= Eva Schönbeck-Temesy =

Austrian botanist (1930–2011)

Eva Schönbeck-Temesy (August 16, 1930 – August 27, 2011) was an Austrian botanist of Hungarian descent who made notable contributions to Karl Heinz Rechinger's magisterial Flora Iranica.

== Life and career ==
The fourth daughter of General Stefan Temesy and Ludovika Temesy née Messek, she was born in Győr, the most important city in northwestern Hungary. She attended elementary school and afterwards (1940–44) Szent Margit Leánygimnázium (St. Margaret's School for Girls) in Székesfehérvár in central Hungary. In the turmoil of the invasion of Hungary by the Red Army, the Temesy family left the country and settled in the Styrian capital Graz in eastern Austria, where the young Eva resumed her secondary education at BRG II for Girls in 1946 - from which she graduated with distinction in 1949. In the same year, she enrolled at the University of Graz to study botany. Her doctoral thesis, entitled The Polytypic Species Saxifraga stellaris Linné, which she wrote under the guidance of Professor Felix Joseph Widder, earned her in 1954 the degree of Ph.D. Sub auspiciis Praesidentis - the highest honour which may be bestowed by the Austrian University system.

On July 9, 1956 she married the zoologist Horst Schönbeck (1929–2009) by whom she had three children: Susanne (1957-), Stefan (1959-) and Pippa (1961-). Up until 1964, the young Schönbeck-Temesy family lived in the municipality of Judendorf-Straßengel, in the district of Graz-Umgebung.

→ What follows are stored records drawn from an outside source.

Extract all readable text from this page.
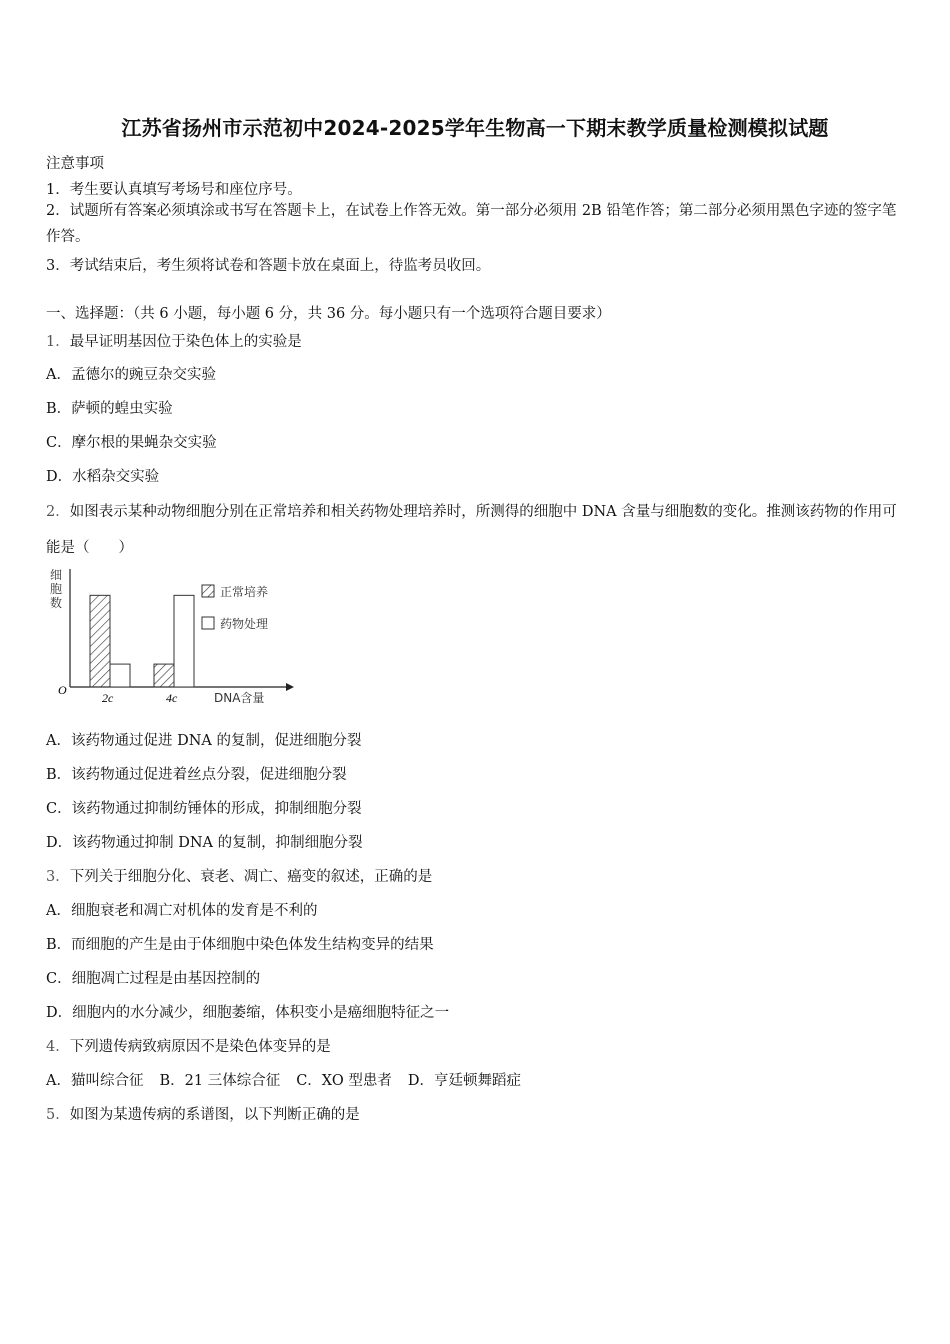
江苏省扬州市示范初中2024-2025学年生物高一下期末教学质量检测模拟试题
注意事项
1．考生要认真填写考场号和座位序号。
2．试题所有答案必须填涂或书写在答题卡上，在试卷上作答无效。第一部分必须用 2B 铅笔作答；第二部分必须用黑色字迹的签字笔作答。
3．考试结束后，考生须将试卷和答题卡放在桌面上，待监考员收回。
一、选择题：（共 6 小题，每小题 6 分，共 36 分。每小题只有一个选项符合题目要求）
1．最早证明基因位于染色体上的实验是
A．孟德尔的豌豆杂交实验
B．萨顿的蝗虫实验
C．摩尔根的果蝇杂交实验
D．水稻杂交实验
2．如图表示某种动物细胞分别在正常培养和相关药物处理培养时，所测得的细胞中 DNA 含量与细胞数的变化。推测该药物的作用可能是（　　）
O
细胞数
DNA含量
2c	4c
正常培养
药物处理
A．该药物通过促进 DNA 的复制，促进细胞分裂
B．该药物通过促进着丝点分裂，促进细胞分裂
C．该药物通过抑制纺锤体的形成，抑制细胞分裂
D．该药物通过抑制 DNA 的复制，抑制细胞分裂
3．下列关于细胞分化、衰老、凋亡、癌变的叙述，正确的是
A．细胞衰老和凋亡对机体的发育是不利的
B．而细胞的产生是由于体细胞中染色体发生结构变异的结果
C．细胞凋亡过程是由基因控制的
D．细胞内的水分减少，细胞萎缩，体积变小是癌细胞特征之一
4．下列遗传病致病原因不是染色体变异的是
A．猫叫综合征 B．21 三体综合征 C．XO 型患者 D．亨廷顿舞蹈症
5．如图为某遗传病的系谱图，以下判断正确的是
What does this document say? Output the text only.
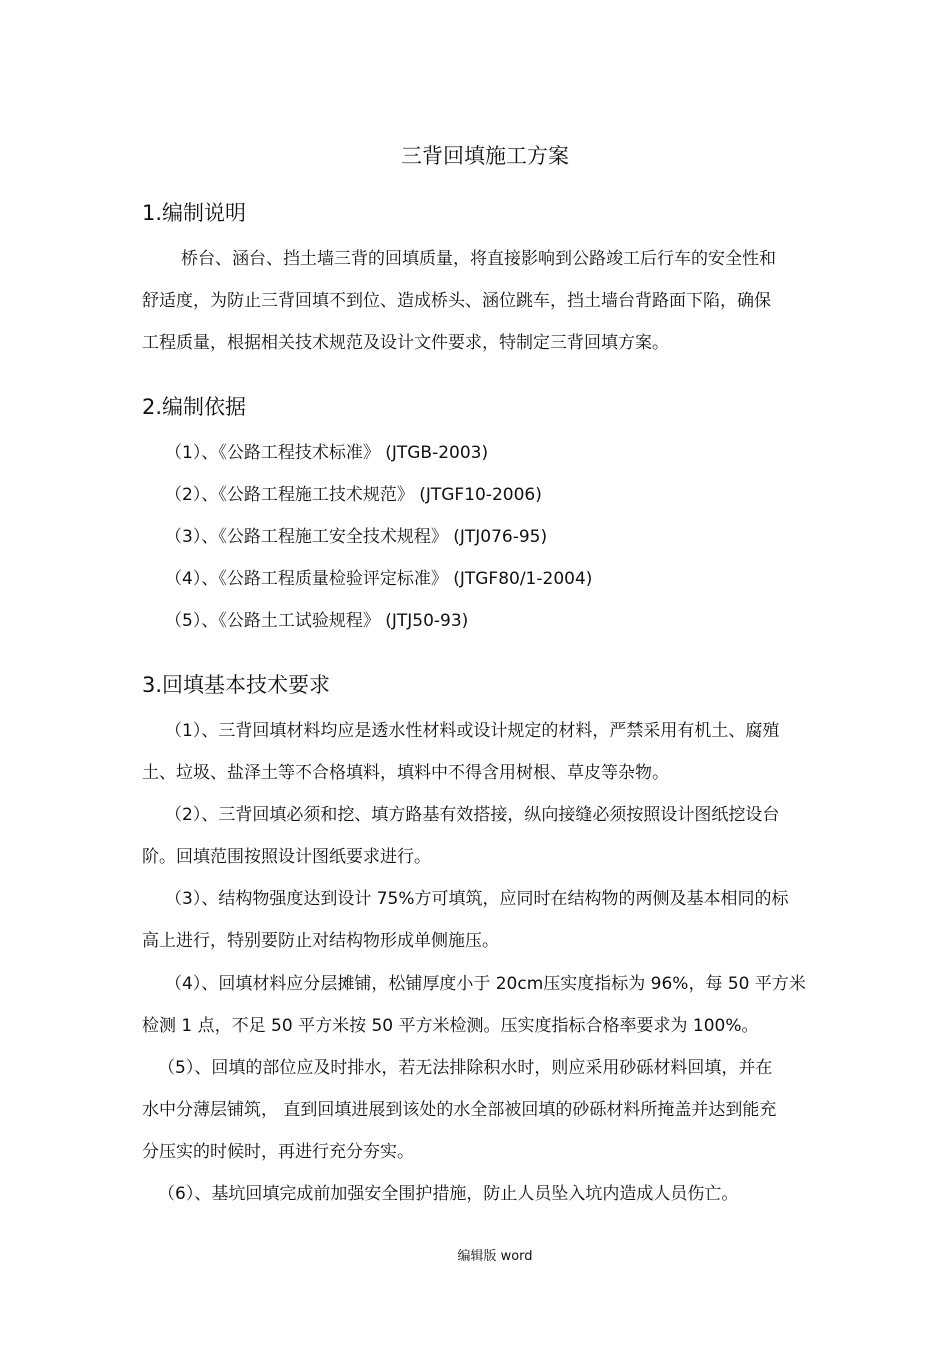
三背回填施工方案
1.编制说明
桥台、涵台、挡土墙三背的回填质量，将直接影响到公路竣工后行车的安全性和
舒适度，为防止三背回填不到位、造成桥头、涵位跳车，挡土墙台背路面下陷，确保
工程质量，根据相关技术规范及设计文件要求，特制定三背回填方案。
2.编制依据
（1）、《公路工程技术标准》 (JTGB-2003)
（2）、《公路工程施工技术规范》 (JTGF10-2006)
（3）、《公路工程施工安全技术规程》 (JTJ076-95)
（4）、《公路工程质量检验评定标准》 (JTGF80/1-2004)
（5）、《公路土工试验规程》 (JTJ50-93)
3.回填基本技术要求
（1）、三背回填材料均应是透水性材料或设计规定的材料，严禁采用有机土、腐殖
土、垃圾、盐泽土等不合格填料，填料中不得含用树根、草皮等杂物。
（2）、三背回填必须和挖、填方路基有效搭接，纵向接缝必须按照设计图纸挖设台
阶。回填范围按照设计图纸要求进行。
（3）、结构物强度达到设计 75%方可填筑，应同时在结构物的两侧及基本相同的标
高上进行，特别要防止对结构物形成单侧施压。
（4）、回填材料应分层摊铺，松铺厚度小于 20cm压实度指标为 96%，每 50 平方米
检测 1 点，不足 50 平方米按 50 平方米检测。压实度指标合格率要求为 100%。
（5）、回填的部位应及时排水，若无法排除积水时，则应采用砂砾材料回填，并在
水中分薄层铺筑， 直到回填进展到该处的水全部被回填的砂砾材料所掩盖并达到能充
分压实的时候时，再进行充分夯实。
（6）、基坑回填完成前加强安全围护措施，防止人员坠入坑内造成人员伤亡。
编辑版 word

There then followed a work-related move to Vienna.

From January 1, 1965 to December 1, 1970 Schönbeck-Temesy worked on a research fellowship and then up until March 30, 1973 on an Arbeitsauftrag in the botany department of the Natural History Museum, Vienna under the Directorship of Professor Karl Heinz Rechinger. On March 1, 1974 she became Keeper of the museum's Herbarium - a post in which she remained until her retirement in April 1993. Schönbeck-Temesy benefitted greatly, during her academic career, from her polyglotism : in addition to her mother tongues of Hungarian and German she was also fluent in English, French, Italian, and Russian. A true Grande Dame of the world of botany, she is commemorated in the name of the rubiaceous plant Galium schoenbeck-temesyae Ehrend.
Dr. Schönbeck-Temesy's eldest daughter, Dr. Susanne Grass-Schönbeck, is maintaining the family tradition of scientific excellence, albeit in the unrelated field of pulmonology.

== Publications and verifications ==
Schönbeck-Temesy authored several volumes of the Flora Iranica and verified a number of plant species.

Of the Flora Iranica she authored volume 19 and 20 on the Hydrangeaceae and Parnassiaceae, volumes 23 to 33 on the Acanthaceae, Aquifoliaceae, Aristolochiaceae, Buxaceae, Ceratophyllaceae, Datiscaceae, Ebenaceae, Hippuridaceae, Myrtaceae and Nymphaeaceae. Subsequently she authored volume 42 on the Saxifragaceae, volume 47 on the Grossulariaceae, volume 69 on the Geraniaceae and volume 100 on the Solanaceae.

 In the course of her botany work she identified, classified and verified plants. Several plant species have also been named after her.